Un billet ce jour sur le roman qui m’a tenue en haleine ce week-end, le dernier Thilliez, « Pandemia ».

thilliez-pandemia

S’il peut se lire sans que l’on ait forcément lu les autres, les personnages principaux, enfin du moins les enquêteurs réapparaissent d’un opus à l’autre. Les affaires elles-mêmes s’inscrivent aussi dans une certaine continuité, aussi vais-je rester évasive sur l’intrigue pour ne pas spoiler les inconditionnels de l’auteur.
Après un court prologue évoquant des captifs, l’auteur nous invite à une visite des laboratoires de l’Institut Pasteur, personnage à part entière dans le roman. Le vendredi 22 novembre 2013, nous y rencontrons donc une jeune microbiologiste, Amandine Guérin. On y manipule des salmonelles, des listérias, des staphylocoques et on s’intéresse au stress de ces bactéries. Comme certains de ses collègues elle est aussi régulièrement d’astreinte pour le GIM, le Groupement d’Intervention microbiologique, « une espèce de GIGN du microbe ». Alexandre Jacob, responsable du GIM fait donc irruption : « On a une alerte sanitaire. », trois cygnes sauvages morts dans une réserve ornithologique de la Baie de Somme.
Parallèlement, Franck Sharko et ses collègues du 36 Quai des Orfèvres se trouvent confrontés, non sans humour, à un virus d’un autre genre qui contamine tout le système informatique.
Quant à Phong, le mari d’Amandine, il vit reclus dans un curieux loft, un labyrinthe de plexiglass et tente d’échapper au moindre virus, susceptible de le tuer. Atteint du SIDAA, (et non du SIDA), il constitue une proie de choix pour tous les microbes. C’est comme s’il se baladait en permanence avec une grenade dégoupillée dans la main.
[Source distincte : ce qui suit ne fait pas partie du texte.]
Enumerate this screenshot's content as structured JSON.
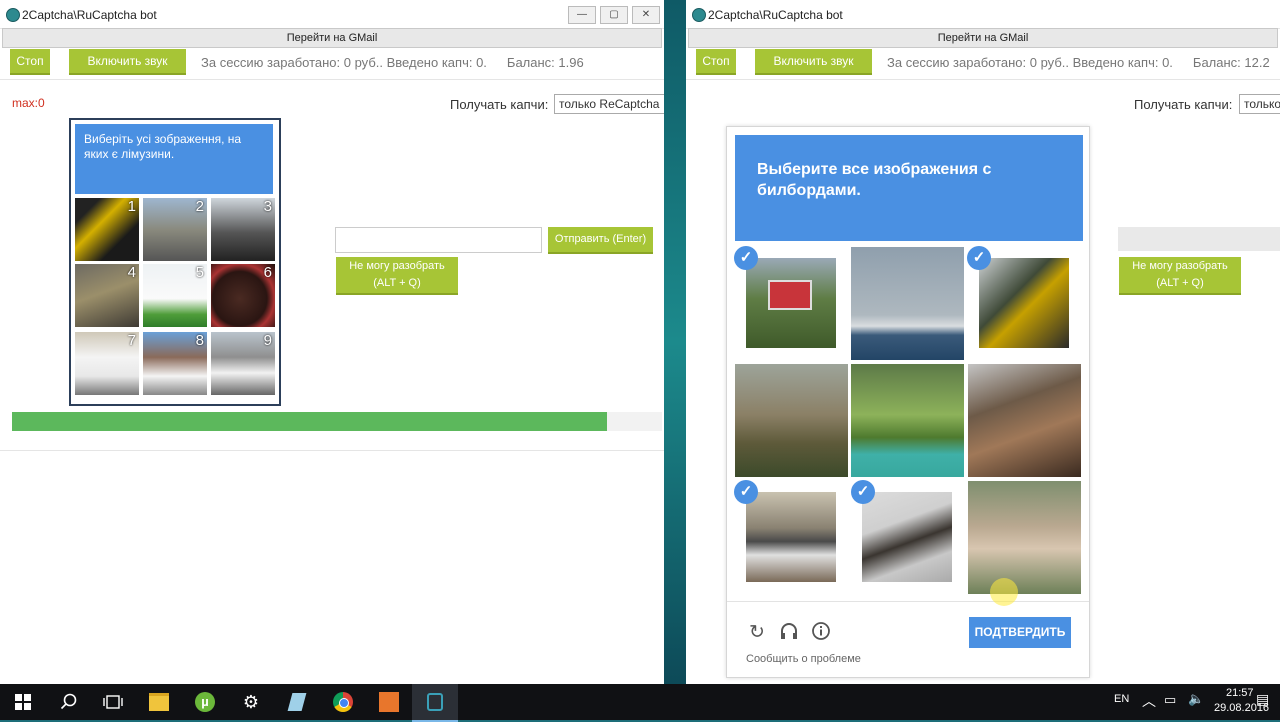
{
  "left_window": {
    "title": "2Captcha\\RuCaptcha bot",
    "gmail_link": "Перейти на GMail",
    "stop_label": "Стоп",
    "sound_label": "Включить звук",
    "session_stats": "За сессию заработано: 0 руб.. Введено капч: 0.",
    "balance": "Баланс: 1.96",
    "max_label": "max:0",
    "receive_label": "Получать капчи:",
    "receive_value": "только ReCaptcha",
    "captcha_instruction": "Виберіть усі зображення, на яких є лімузини.",
    "tile_numbers": [
      "1",
      "2",
      "3",
      "4",
      "5",
      "6",
      "7",
      "8",
      "9"
    ],
    "send_label": "Отправить (Enter)",
    "cant_solve_label": "Не могу разобрать (ALT + Q)",
    "progress": 0.915,
    "progress_color": "#5cb85c",
    "accent_color": "#a7c536"
  },
  "right_window": {
    "title": "2Captcha\\RuCaptcha bot",
    "gmail_link": "Перейти на GMail",
    "stop_label": "Стоп",
    "sound_label": "Включить звук",
    "session_stats": "За сессию заработано: 0 руб.. Введено капч: 0.",
    "balance": "Баланс: 12.2",
    "receive_label": "Получать капчи:",
    "receive_value": "только",
    "cant_solve_label": "Не могу разобрать (ALT + Q)"
  },
  "recaptcha": {
    "instruction": "Выберите все изображения с билбордами.",
    "selected_tiles": [
      1,
      3,
      7,
      8
    ],
    "reload_icon": "reload-icon",
    "audio_icon": "headphones-icon",
    "info_icon": "info-icon",
    "report_label": "Сообщить о проблеме",
    "verify_label": "ПОДТВЕРДИТЬ",
    "accent_color": "#4a90e2"
  },
  "taskbar": {
    "icons": [
      "windows-start-icon",
      "search-icon",
      "task-view-icon",
      "file-explorer-icon",
      "utorrent-icon",
      "settings-icon",
      "notepad-icon",
      "chrome-icon",
      "app-icon",
      "unlock-icon"
    ],
    "lang": "EN",
    "time": "21:57",
    "date": "29.08.2016"
  }
}
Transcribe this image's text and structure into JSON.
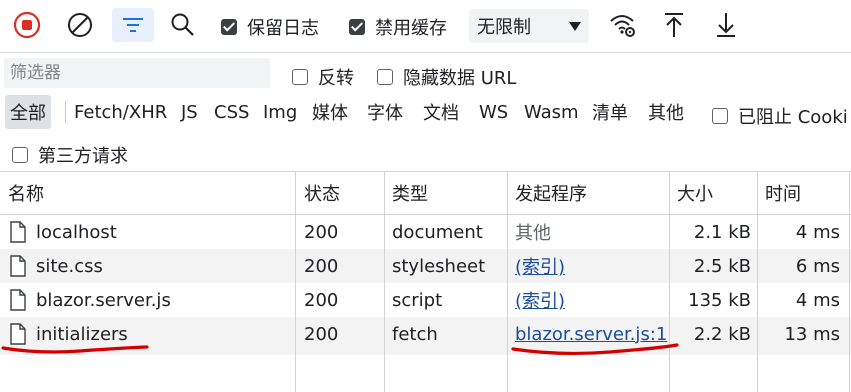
{
  "toolbar": {
    "preserve_log": {
      "label": "保留日志",
      "checked": true
    },
    "disable_cache": {
      "label": "禁用缓存",
      "checked": true
    },
    "throttle": {
      "value": "无限制"
    }
  },
  "filter": {
    "placeholder": "筛选器",
    "invert": {
      "label": "反转",
      "checked": false
    },
    "hide_data_urls": {
      "label": "隐藏数据 URL",
      "checked": false
    }
  },
  "types": [
    "全部",
    "Fetch/XHR",
    "JS",
    "CSS",
    "Img",
    "媒体",
    "字体",
    "文档",
    "WS",
    "Wasm",
    "清单",
    "其他"
  ],
  "blocked_cookies": {
    "label": "已阻止 Cooki",
    "checked": false
  },
  "third_party": {
    "label": "第三方请求",
    "checked": false
  },
  "table": {
    "headers": {
      "name": "名称",
      "status": "状态",
      "type": "类型",
      "initiator": "发起程序",
      "size": "大小",
      "time": "时间"
    },
    "rows": [
      {
        "name": "localhost",
        "status": "200",
        "type": "document",
        "initiator": "其他",
        "initiator_link": false,
        "size": "2.1 kB",
        "time": "4 ms"
      },
      {
        "name": "site.css",
        "status": "200",
        "type": "stylesheet",
        "initiator": "(索引)",
        "initiator_link": true,
        "size": "2.5 kB",
        "time": "6 ms"
      },
      {
        "name": "blazor.server.js",
        "status": "200",
        "type": "script",
        "initiator": "(索引)",
        "initiator_link": true,
        "size": "135 kB",
        "time": "4 ms"
      },
      {
        "name": "initializers",
        "status": "200",
        "type": "fetch",
        "initiator": "blazor.server.js:1",
        "initiator_link": true,
        "size": "2.2 kB",
        "time": "13 ms"
      }
    ]
  },
  "colors": {
    "record": "#d93025",
    "active_filter": "#1a73e8",
    "link": "#1a4b9c",
    "annotation": "#d40000"
  }
}
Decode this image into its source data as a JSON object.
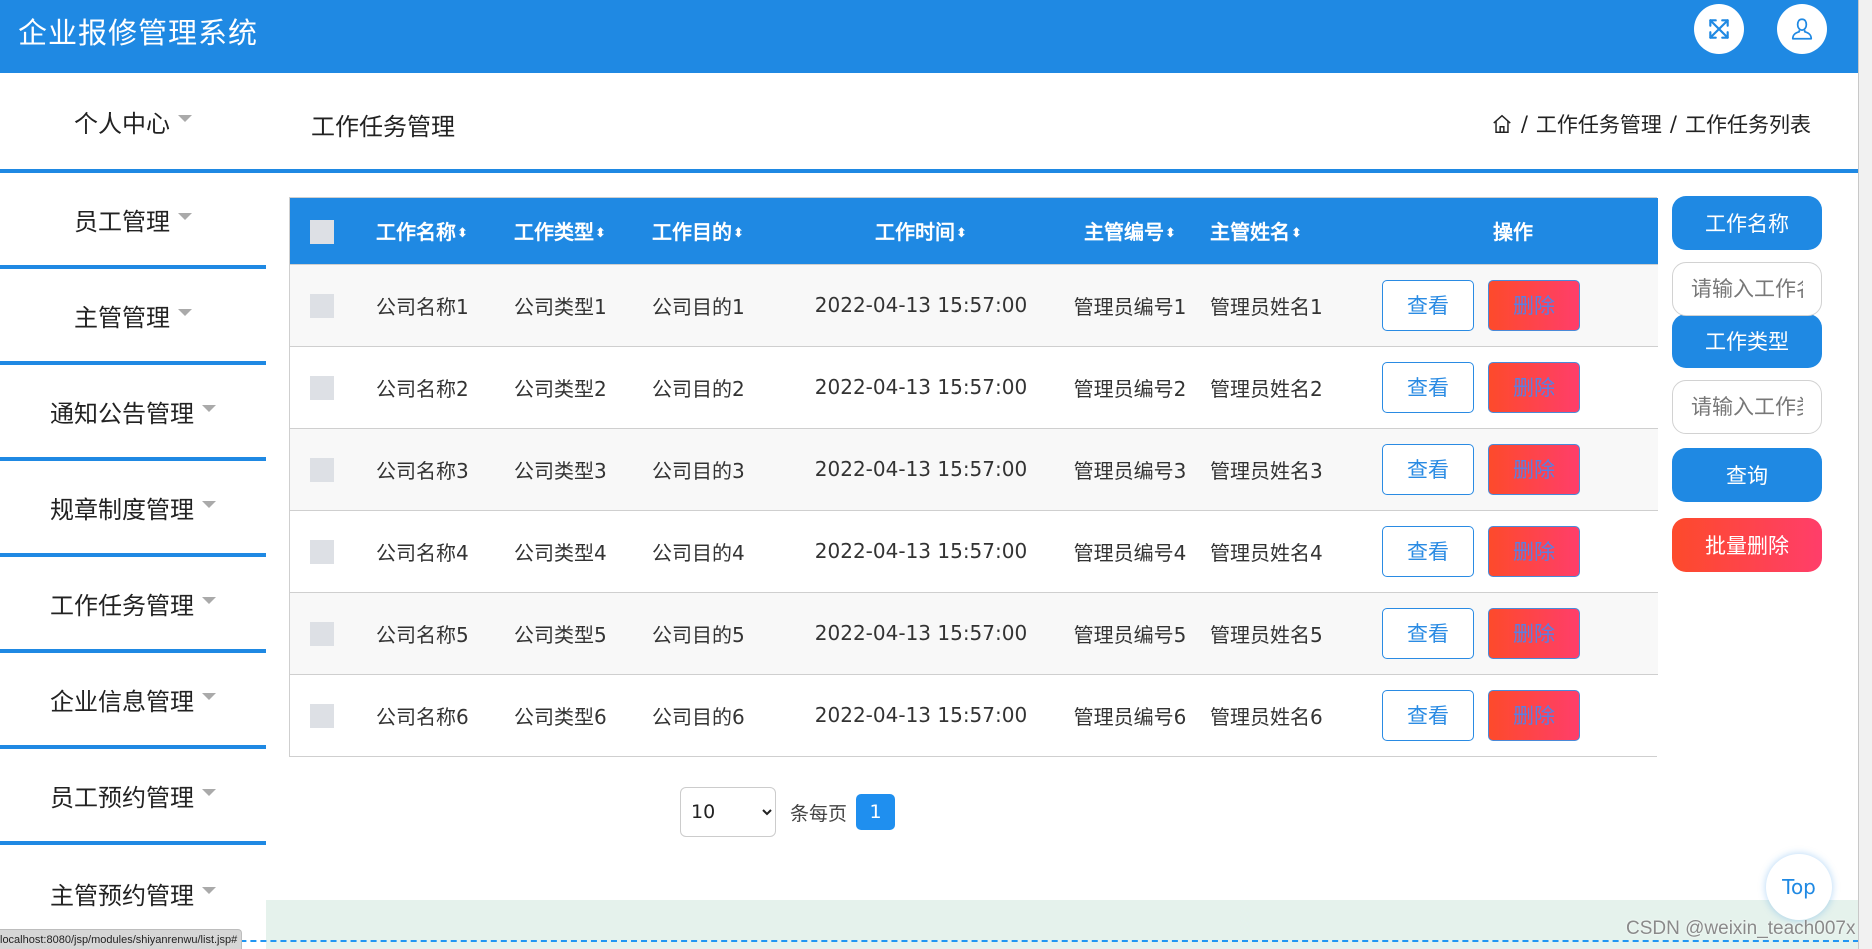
{
  "header": {
    "app_title": "企业报修管理系统",
    "fullscreen_icon": "expand-arrows-icon",
    "user_icon": "user-icon"
  },
  "title_row": {
    "sidebar_first": "个人中心",
    "page_title": "工作任务管理",
    "breadcrumb": [
      "工作任务管理",
      "工作任务列表"
    ],
    "breadcrumb_sep": "/"
  },
  "sidebar": {
    "items": [
      {
        "label": "员工管理"
      },
      {
        "label": "主管管理"
      },
      {
        "label": "通知公告管理"
      },
      {
        "label": "规章制度管理"
      },
      {
        "label": "工作任务管理"
      },
      {
        "label": "企业信息管理"
      },
      {
        "label": "员工预约管理"
      },
      {
        "label": "主管预约管理"
      }
    ]
  },
  "table": {
    "sort_glyph": "⬍",
    "columns": [
      "工作名称",
      "工作类型",
      "工作目的",
      "工作时间",
      "主管编号",
      "主管姓名",
      "操作"
    ],
    "view_label": "查看",
    "delete_label": "删除",
    "rows": [
      [
        "公司名称1",
        "公司类型1",
        "公司目的1",
        "2022-04-13 15:57:00",
        "管理员编号1",
        "管理员姓名1"
      ],
      [
        "公司名称2",
        "公司类型2",
        "公司目的2",
        "2022-04-13 15:57:00",
        "管理员编号2",
        "管理员姓名2"
      ],
      [
        "公司名称3",
        "公司类型3",
        "公司目的3",
        "2022-04-13 15:57:00",
        "管理员编号3",
        "管理员姓名3"
      ],
      [
        "公司名称4",
        "公司类型4",
        "公司目的4",
        "2022-04-13 15:57:00",
        "管理员编号4",
        "管理员姓名4"
      ],
      [
        "公司名称5",
        "公司类型5",
        "公司目的5",
        "2022-04-13 15:57:00",
        "管理员编号5",
        "管理员姓名5"
      ],
      [
        "公司名称6",
        "公司类型6",
        "公司目的6",
        "2022-04-13 15:57:00",
        "管理员编号6",
        "管理员姓名6"
      ]
    ]
  },
  "search_panel": {
    "name_label": "工作名称",
    "name_placeholder": "请输入工作名称",
    "name_value": "",
    "type_label": "工作类型",
    "type_placeholder": "请输入工作类型",
    "type_value": "",
    "query_label": "查询",
    "batch_delete_label": "批量删除"
  },
  "pagination": {
    "page_size": "10",
    "per_page_label": "条每页",
    "current_page": "1"
  },
  "footer": {
    "status_url": "localhost:8080/jsp/modules/shiyanrenwu/list.jsp#",
    "top_label": "Top",
    "watermark": "CSDN @weixin_teach007x"
  },
  "colors": {
    "primary": "#1f89e3",
    "danger_start": "#fd4a2b",
    "danger_end": "#ff3e6a",
    "band": "#e5f2ec"
  }
}
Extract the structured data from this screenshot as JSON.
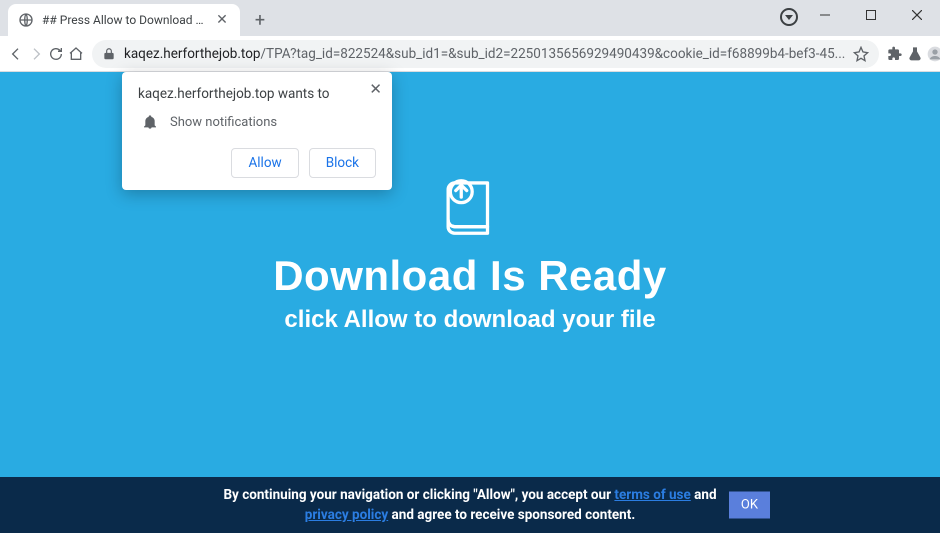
{
  "browser": {
    "tab_title": "## Press Allow to Download ##",
    "url_host": "kaqez.herforthejob.top",
    "url_path": "/TPA?tag_id=822524&sub_id1=&sub_id2=2250135656929490439&cookie_id=f68899b4-bef3-45..."
  },
  "permission": {
    "origin_text": "kaqez.herforthejob.top wants to",
    "item": "Show notifications",
    "allow": "Allow",
    "block": "Block"
  },
  "hero": {
    "title": "Download Is Ready",
    "subtitle": "click Allow to download your file"
  },
  "cookie": {
    "pre": "By continuing your navigation or clicking \"Allow\", you accept our ",
    "terms": "terms of use",
    "mid": " and ",
    "privacy": "privacy policy",
    "post": " and agree to receive sponsored content.",
    "ok": "OK"
  }
}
Franck Thilliez nous embarque donc dans l’infiniment petit et l’univers des laboratoires, et rend au passage un hommage appuyé aux Instituts Pasteur de Lille et de Paris. Mais le Mal est là aussi qui rôde, sans limite, infiniment grand.

L’écriture est toujours aussi incisive et travaillée. Le scénario, parfaitement construit, est angoissant à souhait et envoûtant. Thilliez est le roi de l’intensité dramatique et du suspense. Le rythme est carrément trépidant. J’aime beaucoup l’épaisseur psychologique de ses personnages, notamment des enquêteurs qui apparaissent dans toute leur humanité, leurs forces et leurs faiblesses, sans concession. Au-delà de l’affaire policière, le roman comporte toute une réflexion sur la nature humaine, capable du meilleur mais aussi du pire : « L’homme tel que nous le connaissons ; est le pire virus de la planète ».